CONCLUSIONS: Our data expand the mutation spectrum of KIT, emphasized by a dominant-negative effect of variants in the critical TK domains in severe cases. We also share the experience of prenatal diagnosis and informed reproductive choices for the affected families.
摘要:
背景:Piebaldism是一种罕见的常染色体显性疾病,其特征是先天性白前锁和色素沉着斑块,这通常是由KIT基因的有害变异引起的。
方法:通过全外显子组测序在piebaldism病例系列中鉴定出4种KIT变异体。功能实验,包括体外小基因报告试验和酶联免疫吸附试验,进行以阐明变体的致病性。通过广泛的文献综述,总结了基因型与表型的相关性。
结果:所有4例患者均有严重的piebalism,表现为典型的白色前锁和腹侧躯干和四肢的弥漫性色素脱失。鉴定了KIT基因酪氨酸激酶(TK)结构域的四种种系变体:两种新变体c.19901G>A(p。Pro627_Gly664delinsArg)和c.2716T>C(p。Cys906Arg),和两个已知的变体c.1879+1G>A(p。Gly592_Pro627delinsAla)和c.1747G>A(p。Glu583Lys)。两种剪接变体都导致TK1结构域中的外显子跳跃和帧内缺失。错义变体位于TK1和TK2结构域,分别损害PI3K/AKT和MAPK/ERK信号通路,KIT的下游。所有严重病例都与TK域的变异相关,引发疾病的主要显性负机制。

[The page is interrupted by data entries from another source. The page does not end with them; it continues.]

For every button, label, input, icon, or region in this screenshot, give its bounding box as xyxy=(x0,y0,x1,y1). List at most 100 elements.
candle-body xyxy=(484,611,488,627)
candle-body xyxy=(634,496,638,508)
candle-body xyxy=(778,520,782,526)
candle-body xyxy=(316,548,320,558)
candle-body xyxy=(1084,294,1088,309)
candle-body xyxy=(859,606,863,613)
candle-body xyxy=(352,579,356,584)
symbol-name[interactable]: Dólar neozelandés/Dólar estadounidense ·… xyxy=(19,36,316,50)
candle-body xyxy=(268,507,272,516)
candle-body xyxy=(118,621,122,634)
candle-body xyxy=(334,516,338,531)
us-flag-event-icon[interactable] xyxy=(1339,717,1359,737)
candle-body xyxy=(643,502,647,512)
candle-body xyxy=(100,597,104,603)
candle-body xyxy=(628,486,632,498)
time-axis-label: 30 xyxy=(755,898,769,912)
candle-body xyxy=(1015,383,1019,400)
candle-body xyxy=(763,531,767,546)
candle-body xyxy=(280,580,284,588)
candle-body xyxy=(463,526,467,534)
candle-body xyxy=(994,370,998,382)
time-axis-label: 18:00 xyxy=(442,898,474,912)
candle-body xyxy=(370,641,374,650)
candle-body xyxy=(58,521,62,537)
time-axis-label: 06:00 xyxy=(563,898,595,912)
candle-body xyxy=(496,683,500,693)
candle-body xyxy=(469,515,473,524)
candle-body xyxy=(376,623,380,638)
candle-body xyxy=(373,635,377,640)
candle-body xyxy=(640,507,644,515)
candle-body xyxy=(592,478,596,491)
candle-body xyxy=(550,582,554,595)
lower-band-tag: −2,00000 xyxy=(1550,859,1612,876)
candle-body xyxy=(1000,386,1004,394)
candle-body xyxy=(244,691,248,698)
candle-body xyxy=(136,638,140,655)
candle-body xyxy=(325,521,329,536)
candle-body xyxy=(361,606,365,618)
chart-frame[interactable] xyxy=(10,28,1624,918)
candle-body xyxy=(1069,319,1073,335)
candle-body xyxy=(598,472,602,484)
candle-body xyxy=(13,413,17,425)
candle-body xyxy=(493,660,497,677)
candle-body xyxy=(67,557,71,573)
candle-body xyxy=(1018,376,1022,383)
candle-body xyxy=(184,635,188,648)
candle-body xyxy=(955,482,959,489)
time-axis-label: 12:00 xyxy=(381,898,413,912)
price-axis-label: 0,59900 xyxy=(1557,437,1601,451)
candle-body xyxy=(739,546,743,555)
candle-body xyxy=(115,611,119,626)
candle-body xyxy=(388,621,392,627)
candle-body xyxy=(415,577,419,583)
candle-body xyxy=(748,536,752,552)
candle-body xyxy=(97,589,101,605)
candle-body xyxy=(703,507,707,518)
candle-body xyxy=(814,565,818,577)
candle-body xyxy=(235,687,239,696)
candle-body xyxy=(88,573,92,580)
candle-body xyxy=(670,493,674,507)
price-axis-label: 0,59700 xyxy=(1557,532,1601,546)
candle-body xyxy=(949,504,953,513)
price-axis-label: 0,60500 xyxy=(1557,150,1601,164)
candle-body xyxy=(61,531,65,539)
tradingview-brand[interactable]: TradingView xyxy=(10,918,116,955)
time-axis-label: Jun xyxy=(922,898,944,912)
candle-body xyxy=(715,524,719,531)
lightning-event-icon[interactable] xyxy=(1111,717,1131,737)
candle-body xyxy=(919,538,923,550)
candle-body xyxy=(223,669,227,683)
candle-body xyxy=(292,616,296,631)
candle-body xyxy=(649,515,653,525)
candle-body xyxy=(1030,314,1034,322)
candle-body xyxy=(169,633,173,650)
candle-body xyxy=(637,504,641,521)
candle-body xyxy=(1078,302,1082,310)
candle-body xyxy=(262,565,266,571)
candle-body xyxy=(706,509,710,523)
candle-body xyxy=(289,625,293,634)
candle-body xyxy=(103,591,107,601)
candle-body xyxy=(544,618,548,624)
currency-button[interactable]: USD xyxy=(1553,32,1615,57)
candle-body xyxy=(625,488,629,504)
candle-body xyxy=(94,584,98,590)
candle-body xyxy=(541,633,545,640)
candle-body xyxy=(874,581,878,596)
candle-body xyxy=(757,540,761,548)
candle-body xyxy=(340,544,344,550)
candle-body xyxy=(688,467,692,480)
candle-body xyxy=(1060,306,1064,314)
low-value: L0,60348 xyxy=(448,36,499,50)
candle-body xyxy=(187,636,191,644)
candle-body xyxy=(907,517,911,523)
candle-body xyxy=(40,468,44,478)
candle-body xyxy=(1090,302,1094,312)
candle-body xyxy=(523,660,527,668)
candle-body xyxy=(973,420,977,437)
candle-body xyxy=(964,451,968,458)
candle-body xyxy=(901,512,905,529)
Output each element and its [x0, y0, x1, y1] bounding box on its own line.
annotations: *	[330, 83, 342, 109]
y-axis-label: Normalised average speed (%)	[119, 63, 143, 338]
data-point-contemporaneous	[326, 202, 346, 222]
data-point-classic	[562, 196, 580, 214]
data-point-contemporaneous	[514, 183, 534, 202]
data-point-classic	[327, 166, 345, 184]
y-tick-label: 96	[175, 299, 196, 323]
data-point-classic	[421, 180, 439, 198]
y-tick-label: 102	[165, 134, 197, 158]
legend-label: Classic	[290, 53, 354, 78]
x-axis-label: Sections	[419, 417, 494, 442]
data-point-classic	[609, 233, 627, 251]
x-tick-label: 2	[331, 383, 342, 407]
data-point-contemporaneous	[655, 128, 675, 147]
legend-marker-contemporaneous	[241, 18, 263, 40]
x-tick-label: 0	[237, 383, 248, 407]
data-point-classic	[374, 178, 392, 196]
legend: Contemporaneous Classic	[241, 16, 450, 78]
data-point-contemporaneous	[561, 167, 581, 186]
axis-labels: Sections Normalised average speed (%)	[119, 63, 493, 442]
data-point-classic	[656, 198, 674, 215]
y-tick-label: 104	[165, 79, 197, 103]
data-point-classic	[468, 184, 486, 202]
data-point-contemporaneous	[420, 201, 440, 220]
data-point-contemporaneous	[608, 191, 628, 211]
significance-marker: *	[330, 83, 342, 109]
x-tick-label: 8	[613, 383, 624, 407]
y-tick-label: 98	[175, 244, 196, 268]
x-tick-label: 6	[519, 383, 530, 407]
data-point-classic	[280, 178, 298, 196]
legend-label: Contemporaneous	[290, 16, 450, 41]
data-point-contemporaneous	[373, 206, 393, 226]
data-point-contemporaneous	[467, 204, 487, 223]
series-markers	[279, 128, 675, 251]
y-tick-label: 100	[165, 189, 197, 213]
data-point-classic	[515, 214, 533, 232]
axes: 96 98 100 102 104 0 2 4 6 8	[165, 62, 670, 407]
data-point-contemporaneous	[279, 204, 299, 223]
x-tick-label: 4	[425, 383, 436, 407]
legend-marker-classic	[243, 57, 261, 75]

结论:我们的数据扩展了KIT的突变谱,在严重的情况下,关键TK域中变体的显性负效应强调。我们还分享了受影响家庭的产前诊断和知情生殖选择的经验。
方法:通过全外显子组测序在piebaldism病例系列中鉴定出4种KIT变异体。功能实验,包括体外小基因报告试验和酶联免疫吸附试验,进行以阐明变体的致病性。通过广泛的文献综述,总结了基因型与表型的相关性。
结果:所有4例患者均有严重的piebalism,表现为典型的白色前锁和腹侧躯干和四肢的弥漫性色素脱失。鉴定了KIT基因酪氨酸激酶(TK)结构域的四种种系变体:两种新变体c.19901G>A(p。Pro627_Gly664delinsArg)和c.2716T>C(p。Cys906Arg),和两个已知的变体c.1879+1G>A(p。Gly592_Pro627delinsAla)和c.1747G>A(p。Glu583Lys)。两种剪接变体都导致TK1结构域中的外显子跳跃和帧内缺失。错义变体位于TK1和TK2结构域,分别损害PI3K/AKT和MAPK/ERK信号通路,KIT的下游。所有严重病例都与TK域的变异相关,引发疾病的主要显性负机制。
结论:我们的数据扩展了KIT的突变谱,在严重的情况下,关键TK域中变体的显性负效应强调。我们还分享了受影响家庭的产前诊断和知情生殖选择的经验。